Patrick handed it to Mark. “What are you going to do?”

“It looks like her last text message was to her husband.” He began to tap out a new message on Jane’s phone. “Let’s tell him she’s headed to Dorchester and won’t be home for a while.”

“Then what?”

“It has to look like an accident. Or a suicide.” He looked at Patrick. “You made it work before.”

Patrick nodded. “Her gun’s up in the dining room.”

“My husband will know,” said Jane. “He knows I’d never kill myself.”

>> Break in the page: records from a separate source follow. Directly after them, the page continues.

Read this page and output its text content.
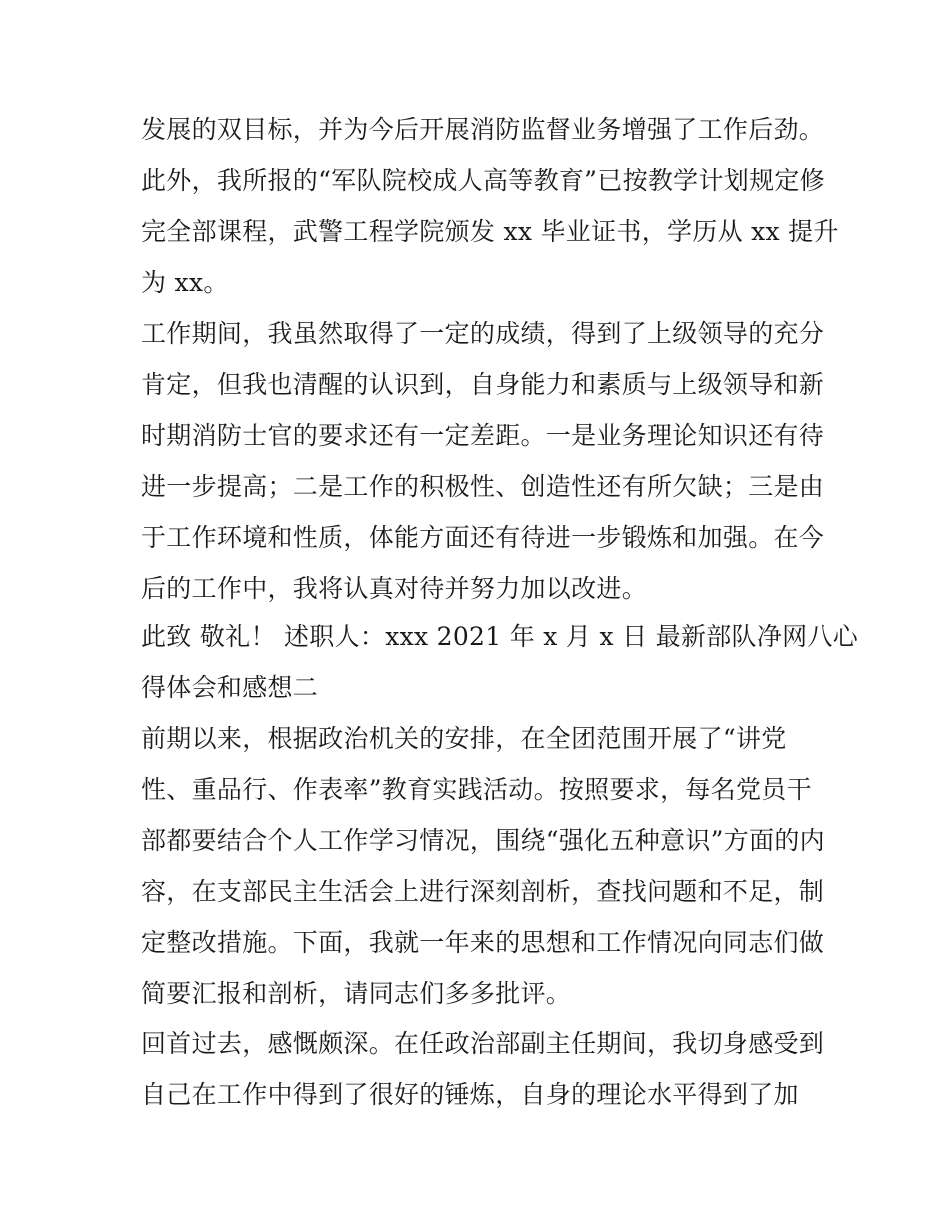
发展的双目标，并为今后开展消防监督业务增强了工作后劲。
此外，我所报的“军队院校成人高等教育”已按教学计划规定修
完全部课程，武警工程学院颁发 xx 毕业证书，学历从 xx 提升
为 xx。
工作期间，我虽然取得了一定的成绩，得到了上级领导的充分
肯定，但我也清醒的认识到，自身能力和素质与上级领导和新
时期消防士官的要求还有一定差距。一是业务理论知识还有待
进一步提高；二是工作的积极性、创造性还有所欠缺；三是由
于工作环境和性质，体能方面还有待进一步锻炼和加强。在今
后的工作中，我将认真对待并努力加以改进。
此致 敬礼！ 述职人：xxx 2021 年 x 月 x 日 最新部队净网八心
得体会和感想二
前期以来，根据政治机关的安排，在全团范围开展了“讲党
性、重品行、作表率”教育实践活动。按照要求，每名党员干
部都要结合个人工作学习情况，围绕“强化五种意识”方面的内
容，在支部民主生活会上进行深刻剖析，查找问题和不足，制
定整改措施。下面，我就一年来的思想和工作情况向同志们做
简要汇报和剖析，请同志们多多批评。
回首过去，感慨颇深。在任政治部副主任期间，我切身感受到
自己在工作中得到了很好的锤炼，自身的理论水平得到了加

“The spouse always says that. And the police never believe them. Do they, Detective?” said Mark, and he smiled.

If her limbs had not been trussed, she would have been on her feet and pummeling him, fists slamming into those perfect teeth. But even with rage fueling her muscles she could not tear free, could do nothing but watch as he finished the text message and sent it into the ether. She thought of how it would probably happen: a bullet to her head to kill her, followed by a second gunshot to plant residue on her hand, the way Wu Weimin’s suicide had been staged. What Mark said was true: It was too easy to ignore the denials of a victim’s family. She’d been guilty of it herself. She remembered standing over the body of a young man who was missing half his head from a shotgun blast. Remembered the mother sobbing, He’d never kill himself! He’d just turned his life around! And she remembered her own remark to Frost afterward, about clueless families who never saw it coming.

“You’ve made so many mistakes,” said Iris. “You have no idea what’s about to happen.”

Mark turned to her and laughed. “Look who’s talking. The lady chained to the wall.”

Iris regarded him with an eerily calm gaze. “Before it all ends for you, tell me. Why did you choose my daughter?”

Mark crossed toward Iris until they were face-to-face. Though he was far taller, though he held every advantage, Iris revealed not a flicker of fear. “Pretty little Laura. You do remember her, Patrick?” He glanced at the older man. “The girl we picked up as she walked out of school. The one we offered a ride to.”